The substation site is located amid a dense, high desert forest of Joshua trees, which have lifespans of up to 200 years and live only in the Mojave Desert. Although UniSource was not required by federal or state law to preserve the plants, our Land Resources team reached out to Friends of Arizona Joshua Tree Forest for help with relocating 21 trees from the substation site.

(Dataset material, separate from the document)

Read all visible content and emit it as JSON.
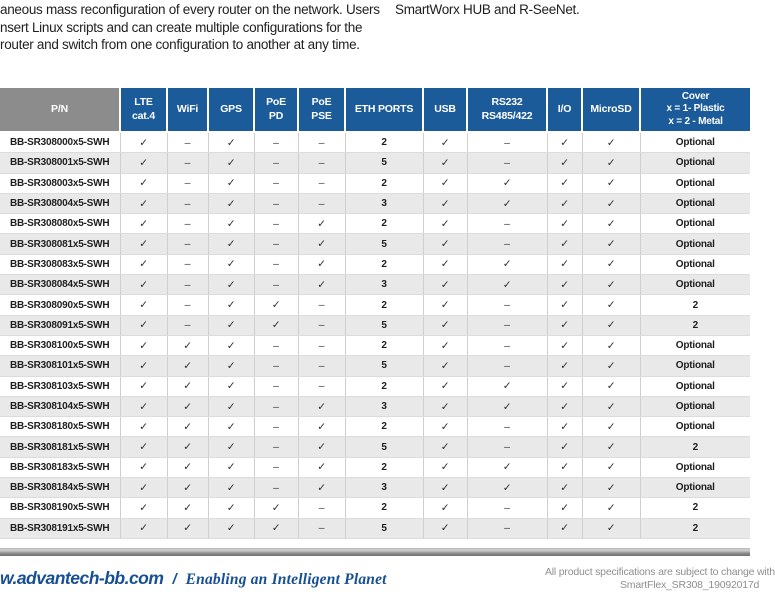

The nonprofit group works with the Bureau of Land Management (BLM) to preserve Arizona’s Joshua Tree Forest on the Grapevine Mesa.
“We’re committed to providing our customers with the best service possible, but we also want to be good stewards of the environment,” said Leslie Carpenter, a Senior Environmental and Land Planner. “We recognize the importance of preserving such a unique and sensitive area, and we’re proud to be partners with Friends of Arizona Joshua Tree Forest on this project.”
Pam Steffen, one of the Friends’ founders and a Meadview resident, said the group’s volunteers were more than happy to help with the relocation.
“I think our community sees it as a very important project. It’s a main objective of our group to preserve and protect the forest,” Steffen said. “We’re just very excited that a big company such as UniSource would be interested in transplanting trees and saving them. We hope other developers in the area will consider doing the same.”
During the two-day relocation effort, UniSource employees joined Friends’ volunteers to carefully dig up and relocate the trees under direction from a botanist, local landscapers and retired BLM employees. The team moved the trees about two miles south to an abandoned dirt road between Pierce Ferry and Diamond Bar roads.
“The team sent to complete the project was exceptional in their skills and commitment to doing the best for the trees’ survival,” Steffen said.
The Friends’ group is working with the BLM to reclaim the abandoned roadway by restoring it with Joshua trees rescued from construction sites. (Fans of U2’s top-selling album, “The Joshua Tree,” may be tickled to learn that these trees are indeed being moved to a street with no name.)
The Friends group coordinated a similar Joshua tree rescue in 2020 with the BLM and Mohave County to transplant 21 Joshua trees removed during a road realignment project.